IDAM Concept Mapping

Closest analog: token revocation and session persistence. In OAuth/OIDC, a vendor can contractually commit to short-lived tokens while the architecture quietly maintains long-lived sessions. You can verify the commitment by inspecting token expiry claims, testing the revocation endpoint, and auditing actual behavior. The ZDR analogy holds here: both involve a promise about data persistence that may or may not be architecturally enforced. Where it breaks: with tokens, you have observable artifacts — the JWT, the revocation response, the session log. With LLM data retention, the persistence happens inside the vendor's infrastructure. You cannot inspect it the way you can inspect a token. The asymmetry of verifiability is worse, and that asymmetry is exactly what makes the contractual/technical ZDR distinction matter.

The Practical Test

A federal civilian agency evaluating a commercial LLM for internal document summarization asks the vendor: "Do you offer zero data retention?" The vendor says yes. That answer is almost certainly true. It is also almost certainly incomplete.

A ZDR claim can mean two things, and they are not the same thing.

A contractual ZDR commitment means the vendor has agreed, in writing, not to use your data to train or improve their models. Your prompts and completions are excluded from their training pipeline. This is a legal commitment. It does not mean your data never touches persistent storage. It does not mean your data is inaccessible to the vendor's operations team. It does not mean a breach of their infrastructure wouldn't expose your data. It means they promised not to train on it.

A technically verifiable ZDR architecture means the system is designed so your data never persists beyond the inference call. Ephemeral compute, no logging, data destroyed after response generation. This is auditable in principle — you can ask for architecture documentation, third-party attestation, and SOC 2 controls that specifically address inference-time data handling. In practice, most commercial LLM offerings do not offer this by default. Some enterprise tiers do, at a price premium, with audit rights that are narrower than buyers assume.

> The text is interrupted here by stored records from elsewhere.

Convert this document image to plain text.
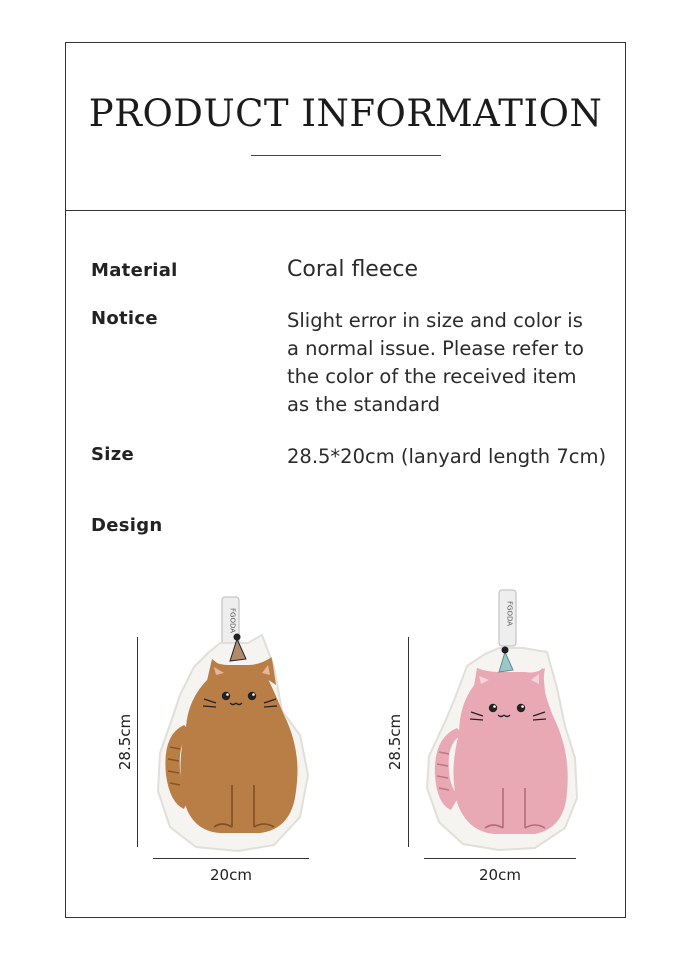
PRODUCT INFORMATION
Material	Coral fleece
Notice	Slight error in size and color is
a normal issue. Please refer to
the color of the received item
as the standard
Size	28.5*20cm (lanyard length 7cm)
Design
28.5cm
20cm
FGODA
28.5cm
20cm
FGODA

The procurement question that cuts through: "Is your ZDR commitment contractual, architectural, or both — and what third-party attestation covers the architectural claim?" A vendor who can answer that precisely is offering something different from one who cannot.

The Control Set

Prompt-boundary DLP intercepts sensitive content before it reaches the model — pattern-matching on PII, credentials, and classified markers at the API layer. It's the most operationally tractable control and the most likely to generate false positives that erode user adoption. Tenant isolation ensures that one organization's data — including their embedding store and fine-tuning artifacts — cannot be accessed by another tenant's queries. Retention windows govern how long inference-time logs persist; shorter windows reduce exposure but complicate incident investigation. None of these controls address the ZDR architectural question. They govern what happens to data that enters the system; ZDR governs whether it stays.

The gap between a contractual commitment and a technical architecture is where enterprise data actually lives. Knowing which one you've purchased is the first step to knowing what you're managing.